JOHNSON CITY, TN (WJHL) – While people celebrated Johnson City’s Christmas tree lighting earlier this month, several Label Restaurant bartenders and servers worked their shifts only to spend the money they earned getting their towed cars back.
“It didn’t pay at all to come to work that day,” bartender/server Mary Reams said. “I spent everything I made getting my car the next morning out of the towing service. It makes me very angry and very sad.”
Her co-workers Lyndsy Roberts and Becca Kinsler can relate. They both also parked on Buffalo Street on Friday, December 1 and said they both paid more than $100 apiece to get their cars back.
“That made me feel like I paid to work that night,” Roberts said. “There was no communication whatsoever about us being towed.”
“That was my entire evening’s worth of tips,” Kinsler said. “If you can see a pattern with people being towed, then obviously there was some form of miscommunication.”
Not everyone agrees. The Johnson City Development Authority insists the agency provided more than adequate notice ahead of the tree lighting event.
“Not sure there is really a story here,” Downtown Development Director Dianna Cantler said. “I feel we followed protocol on making sure people saw the street was being closed, parking was not allowed and cars would be towed.”
Cantler said crews put up paper signs on power poles with warnings on Thursday afternoon. According to the city, crews put up official signs Friday morning.
“We try to make sure they are replaced if we find they get torn down, however, the signs the city put out could not be moved, so I know they were there as well,” Cantler said. “I really believe the notice was more than adequate. Another side of this story might be, should downtown business owners encourage their employees not to take the closest parking spaces to where they work, but leave them for customers?”
Neither Roberts nor Kinsler said they saw those signs. They believe cars likely blocked the official signs.
“There normally will be flyers on cones and flyers on these light poles,” Roberts said. “There was no paper that I could see.”
“No visible sign,” Kinsler said. “I just feel like if more people had been informed properly, it wouldn’t have been such a large issue.”
Reams said she didn’t see any signs either.
“If there was better communication, I don’t think it would’ve been such a problem,” she said.
Mayor David Tomita says after talking to the owner of Label, he asked the city to create a task force, not to place blame, but instead to make sure there’s a policy in place that outlines who’s responsible for notifying the public and who decides if and when to start towing cars.

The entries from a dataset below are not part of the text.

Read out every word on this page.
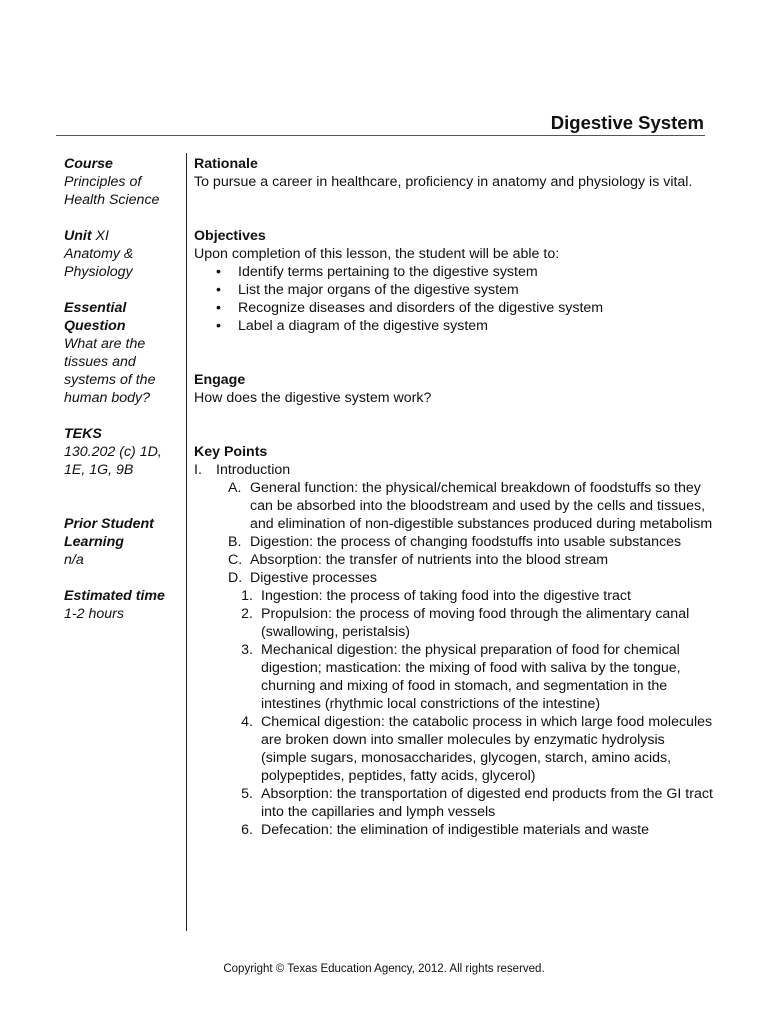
Digestive System
Course
Principles of Health Science
Unit XI
Anatomy & Physiology
Essential Question
What are the tissues and systems of the human body?
TEKS
130.202 (c) 1D, 1E, 1G, 9B
Prior Student Learning
n/a
Estimated time
1-2 hours
Rationale
To pursue a career in healthcare, proficiency in anatomy and physiology is vital.
Objectives
Upon completion of this lesson, the student will be able to:
• Identify terms pertaining to the digestive system
• List the major organs of the digestive system
• Recognize diseases and disorders of the digestive system
• Label a diagram of the digestive system
Engage
How does the digestive system work?
Key Points
I. Introduction
A. General function: the physical/chemical breakdown of foodstuffs so they can be absorbed into the bloodstream and used by the cells and tissues, and elimination of non-digestible substances produced during metabolism
B. Digestion: the process of changing foodstuffs into usable substances
C. Absorption: the transfer of nutrients into the blood stream
D. Digestive processes
1. Ingestion: the process of taking food into the digestive tract
2. Propulsion: the process of moving food through the alimentary canal (swallowing, peristalsis)
3. Mechanical digestion: the physical preparation of food for chemical digestion; mastication: the mixing of food with saliva by the tongue, churning and mixing of food in stomach, and segmentation in the intestines (rhythmic local constrictions of the intestine)
4. Chemical digestion: the catabolic process in which large food molecules are broken down into smaller molecules by enzymatic hydrolysis (simple sugars, monosaccharides, glycogen, starch, amino acids, polypeptides, peptides, fatty acids, glycerol)
5. Absorption: the transportation of digested end products from the GI tract into the capillaries and lymph vessels
6. Defecation: the elimination of indigestible materials and waste
Copyright © Texas Education Agency, 2012. All rights reserved.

“It is not the first time that I’ve heard that perhaps we needed a little clearer policy, a little clearer marking, different colored signs,” the mayor said. “Then, I just don’t think just because we can tow them we necessarily do.”

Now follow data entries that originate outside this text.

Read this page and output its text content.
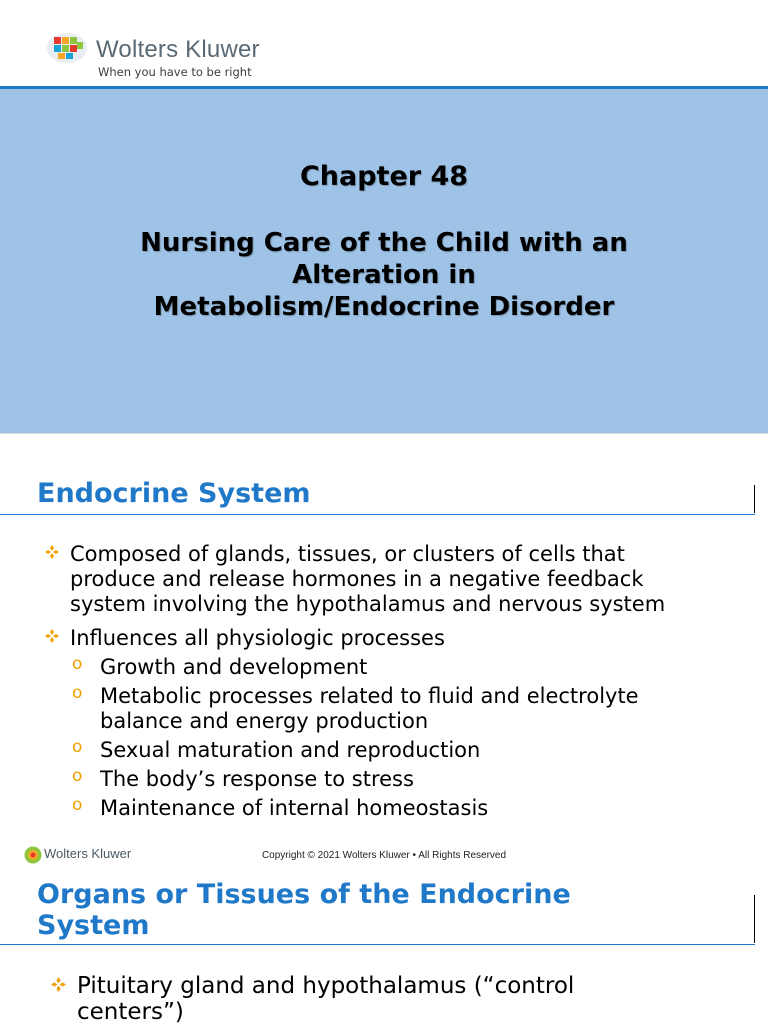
Wolters Kluwer
When you have to be right
Chapter 48
Nursing Care of the Child with an
Alteration in
Metabolism/Endocrine Disorder
Endocrine System
Composed of glands, tissues, or clusters of cells that
produce and release hormones in a negative feedback
system involving the hypothalamus and nervous system
Influences all physiologic processes
o Growth and development
o Metabolic processes related to fluid and electrolyte
balance and energy production
o Sexual maturation and reproduction
o The body’s response to stress
o Maintenance of internal homeostasis
Wolters Kluwer	Copyright © 2021 Wolters Kluwer • All Rights Reserved
Organs or Tissues of the Endocrine
System
Pituitary gland and hypothalamus (“control
centers”)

The mayor, who’s pushing for refunds, says two fellow commissioners have already offered up money to help cover some of the expenses. He hopes it doesn’t come to that, but added, “We’ll find a way to make it right.”

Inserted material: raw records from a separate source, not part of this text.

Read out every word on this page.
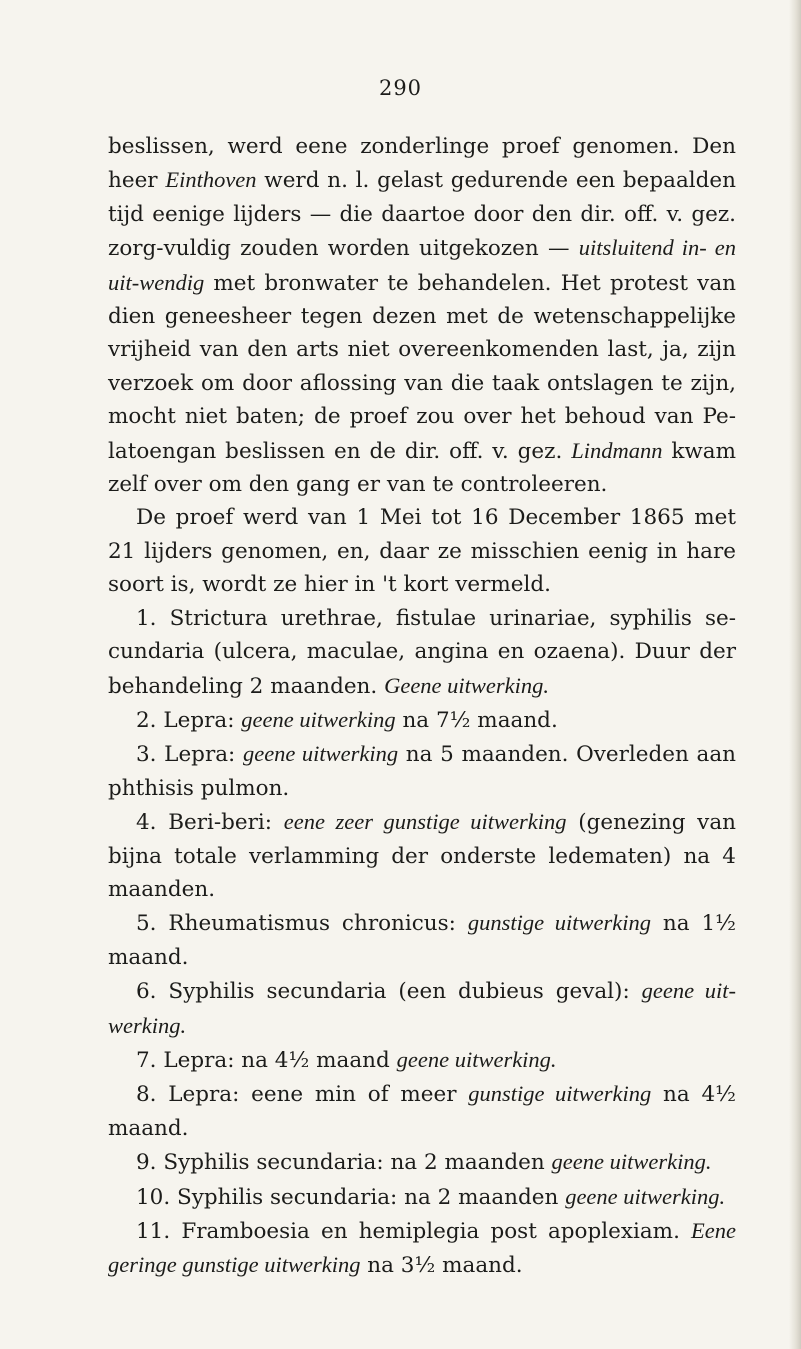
290

beslissen, werd eene zonderlinge proef genomen. Den heer Einthoven werd n. l. gelast gedurende een bepaalden tijd eenige lijders — die daartoe door den dir. off. v. gez. zorg-vuldig zouden worden uitgekozen — uitsluitend in- en uit-wendig met bronwater te behandelen. Het protest van dien geneesheer tegen dezen met de wetenschappelijke vrijheid van den arts niet overeenkomenden last, ja, zijn verzoek om door aflossing van die taak ontslagen te zijn, mocht niet baten; de proef zou over het behoud van Pe-latoengan beslissen en de dir. off. v. gez. Lindmann kwam zelf over om den gang er van te controleeren.

De proef werd van 1 Mei tot 16 December 1865 met 21 lijders genomen, en, daar ze misschien eenig in hare soort is, wordt ze hier in 't kort vermeld.

1. Strictura urethrae, fistulae urinariae, syphilis se-cundaria (ulcera, maculae, angina en ozaena). Duur der behandeling 2 maanden. Geene uitwerking.

2. Lepra: geene uitwerking na 7½ maand.

3. Lepra: geene uitwerking na 5 maanden. Overleden aan phthisis pulmon.

4. Beri-beri: eene zeer gunstige uitwerking (genezing van bijna totale verlamming der onderste ledematen) na 4 maanden.

5. Rheumatismus chronicus: gunstige uitwerking na 1½ maand.

6. Syphilis secundaria (een dubieus geval): geene uit-werking.

7. Lepra: na 4½ maand geene uitwerking.

8. Lepra: eene min of meer gunstige uitwerking na 4½ maand.

9. Syphilis secundaria: na 2 maanden geene uitwerking.

10. Syphilis secundaria: na 2 maanden geene uitwerking.

11. Framboesia en hemiplegia post apoplexiam. Eene geringe gunstige uitwerking na 3½ maand.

“I feel particularly bad for the folks, because it’s Christmas time,” Mayor Tomita said.
Commissioner Van Brocklin said he feels “badly” for the three employees.
“I am not sure what the postings looked like – I suspect that it was posted, but there have been issues with towings occurring in the downtown in the past that have had more to do with signage that was not readily apparent than with willful disregard,” Commissioner Van Brocklin said. “I remember what it was like when I was a student – I would have been impacted very negatively if I had had to pay a tow ticket. I feel badly for the three from Label who were towed – so, will assist a bit.”
Commissioner Fowler called this an “unfortunate situation.”
While the JCDA maintains the agency did more than required for notifying the public in this case, the downtown development director told us members can discuss this situation at its event wrap up meeting this week.